Türkiye’deki sol ve sol söylemler, solun halka bakışı ve kopukluğu ve seçimlerde aldıkları oylar, aslında solun halkın gerçeğinde ne kadar ırak politikalar ile uğraştığını gözler önüne sermeye yetiyor..

Sol, halkın içine inse, halkla beraber olsa belki çok şey değişecek. Ama bildik o solun, bir kesimi emekçinin içine kilitlenmiş, bir kesimi slogancılık, bir kesimi de aydın elit tabakada yuvalanmış ya da gizlenmiş, öteye gidemiyor. Sol bunu kaldırır mı, ya da böyle bir ayrışmayı sol düşünce kabul eder mi, durup düşünmek gerek..

Anlaşıldığına göre sol hep kendini bir yere hapsetmiş, onun içinde Türkiye’de bir türlü yol alamıyor, halk ile bütünleşemiyor, ülke gerçekleri ile yüzleşemiyor, buyüzdenden giderek güçlenmek yerine cılız ve zayıflıyor..

Türkiye’de yıllardır devam eden sömürü politikaları, aslında sol için önemli fırsat olsa gerek. Çünkü halk köleleştiriliyor, sömürülüyor, hak gaspları ve ötekileştirmenin giderek derinleştiği bir ülkede, ya da dünyada sol halkın umudu olması gerek. Nitekim dünyanın bir çok ülkesinde de böyle olmuştur. Ama Türkiye’de sol bir türlü o gizlendiği kabuğu kırıp halkın içerisine inemeyince meydan hiçte hak etmeyen kesimlerin elinde bir oyunca gibi gidip geliyor..

Yukarıda da vurguladığım gibi Türkiye’de sol bir rahatlık mı, yoksa yılgınlık mı bilinmez ama tarifi zor bir kabuk içerisinde kendini gizlemiş..

XXX

İşte bu gerçeklerden yola çıkarak olsa gerek şu sıra solda yeni oluşumlar yeni parti hareketleri başladı.

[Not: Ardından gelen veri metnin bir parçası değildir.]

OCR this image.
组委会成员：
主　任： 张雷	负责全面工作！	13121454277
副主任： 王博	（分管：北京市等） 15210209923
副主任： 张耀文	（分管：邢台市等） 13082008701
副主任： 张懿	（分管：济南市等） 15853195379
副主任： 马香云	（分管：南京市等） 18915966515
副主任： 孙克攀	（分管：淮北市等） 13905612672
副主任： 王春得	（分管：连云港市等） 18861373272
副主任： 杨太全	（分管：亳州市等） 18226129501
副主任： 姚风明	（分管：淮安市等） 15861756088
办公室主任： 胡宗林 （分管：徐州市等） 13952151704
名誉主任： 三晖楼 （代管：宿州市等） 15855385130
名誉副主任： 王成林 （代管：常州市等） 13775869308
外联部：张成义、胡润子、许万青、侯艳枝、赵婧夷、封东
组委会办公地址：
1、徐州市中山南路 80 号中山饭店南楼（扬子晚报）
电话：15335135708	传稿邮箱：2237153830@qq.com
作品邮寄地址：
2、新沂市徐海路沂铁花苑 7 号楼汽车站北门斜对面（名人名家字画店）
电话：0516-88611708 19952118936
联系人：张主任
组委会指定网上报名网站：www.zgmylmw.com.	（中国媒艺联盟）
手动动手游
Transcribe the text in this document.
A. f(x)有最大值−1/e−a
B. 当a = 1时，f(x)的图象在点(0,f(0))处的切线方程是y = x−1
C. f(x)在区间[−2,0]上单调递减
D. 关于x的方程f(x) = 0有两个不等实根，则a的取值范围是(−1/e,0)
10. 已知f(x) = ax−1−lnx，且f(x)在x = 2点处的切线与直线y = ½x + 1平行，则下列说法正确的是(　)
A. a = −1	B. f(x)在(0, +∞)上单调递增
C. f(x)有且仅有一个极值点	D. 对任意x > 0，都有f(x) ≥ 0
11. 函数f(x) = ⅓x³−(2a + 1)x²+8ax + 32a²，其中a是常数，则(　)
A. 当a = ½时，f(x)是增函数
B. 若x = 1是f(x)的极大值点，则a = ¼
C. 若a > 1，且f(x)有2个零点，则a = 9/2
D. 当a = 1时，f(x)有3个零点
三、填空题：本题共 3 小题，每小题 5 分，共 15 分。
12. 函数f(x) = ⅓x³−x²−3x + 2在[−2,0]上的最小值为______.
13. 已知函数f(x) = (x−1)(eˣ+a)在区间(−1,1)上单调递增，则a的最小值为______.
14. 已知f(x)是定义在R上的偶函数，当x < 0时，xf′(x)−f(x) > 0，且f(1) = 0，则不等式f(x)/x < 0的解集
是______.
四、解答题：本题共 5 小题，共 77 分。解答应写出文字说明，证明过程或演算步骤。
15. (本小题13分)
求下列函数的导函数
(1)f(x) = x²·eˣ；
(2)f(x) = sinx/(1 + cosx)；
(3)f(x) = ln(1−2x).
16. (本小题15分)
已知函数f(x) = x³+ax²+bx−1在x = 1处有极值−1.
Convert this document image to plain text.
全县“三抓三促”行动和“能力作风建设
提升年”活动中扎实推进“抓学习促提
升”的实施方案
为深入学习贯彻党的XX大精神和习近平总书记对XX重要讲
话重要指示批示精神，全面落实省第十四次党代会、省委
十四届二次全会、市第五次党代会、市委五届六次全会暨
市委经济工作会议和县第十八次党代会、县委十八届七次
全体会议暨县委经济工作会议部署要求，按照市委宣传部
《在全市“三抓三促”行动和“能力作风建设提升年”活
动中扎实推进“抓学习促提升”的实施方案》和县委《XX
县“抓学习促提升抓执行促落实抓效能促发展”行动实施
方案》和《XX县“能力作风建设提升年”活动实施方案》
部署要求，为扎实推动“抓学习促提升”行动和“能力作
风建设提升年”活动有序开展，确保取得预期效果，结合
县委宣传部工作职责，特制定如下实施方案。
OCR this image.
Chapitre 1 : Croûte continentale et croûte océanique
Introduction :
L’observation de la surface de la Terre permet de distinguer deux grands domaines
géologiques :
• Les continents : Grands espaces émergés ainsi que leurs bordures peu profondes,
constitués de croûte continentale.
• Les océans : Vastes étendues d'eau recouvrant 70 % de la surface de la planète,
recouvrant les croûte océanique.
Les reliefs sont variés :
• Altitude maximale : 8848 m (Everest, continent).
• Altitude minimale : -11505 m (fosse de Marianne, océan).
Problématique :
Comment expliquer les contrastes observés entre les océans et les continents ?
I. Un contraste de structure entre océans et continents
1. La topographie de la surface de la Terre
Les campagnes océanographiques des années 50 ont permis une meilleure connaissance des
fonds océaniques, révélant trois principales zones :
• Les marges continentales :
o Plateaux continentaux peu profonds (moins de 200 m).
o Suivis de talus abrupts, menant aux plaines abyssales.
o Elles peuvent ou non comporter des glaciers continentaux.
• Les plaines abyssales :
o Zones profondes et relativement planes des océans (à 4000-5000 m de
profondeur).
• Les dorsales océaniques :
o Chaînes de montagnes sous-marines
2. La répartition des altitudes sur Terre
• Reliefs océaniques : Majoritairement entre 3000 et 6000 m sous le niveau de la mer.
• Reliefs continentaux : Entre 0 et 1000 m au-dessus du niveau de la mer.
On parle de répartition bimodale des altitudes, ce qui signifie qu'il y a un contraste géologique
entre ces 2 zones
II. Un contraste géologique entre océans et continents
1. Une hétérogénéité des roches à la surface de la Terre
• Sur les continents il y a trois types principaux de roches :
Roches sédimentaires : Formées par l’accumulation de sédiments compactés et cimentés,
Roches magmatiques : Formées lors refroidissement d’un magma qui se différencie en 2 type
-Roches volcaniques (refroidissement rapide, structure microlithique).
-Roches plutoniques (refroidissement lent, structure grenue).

Bunlardan en heyecanlısı yada en hızlısı ise ÖDP’den ayrılan kesim ile 10 Aralık hareketi ve SHP çevrelerinin içerisinde CHP’den de bazı kimlerin yer aldığı Özgürlükçü Sol Haraket (ÖSH) adı altında yeni bir sol-sosyal demokrat hareket canlandırılıyor..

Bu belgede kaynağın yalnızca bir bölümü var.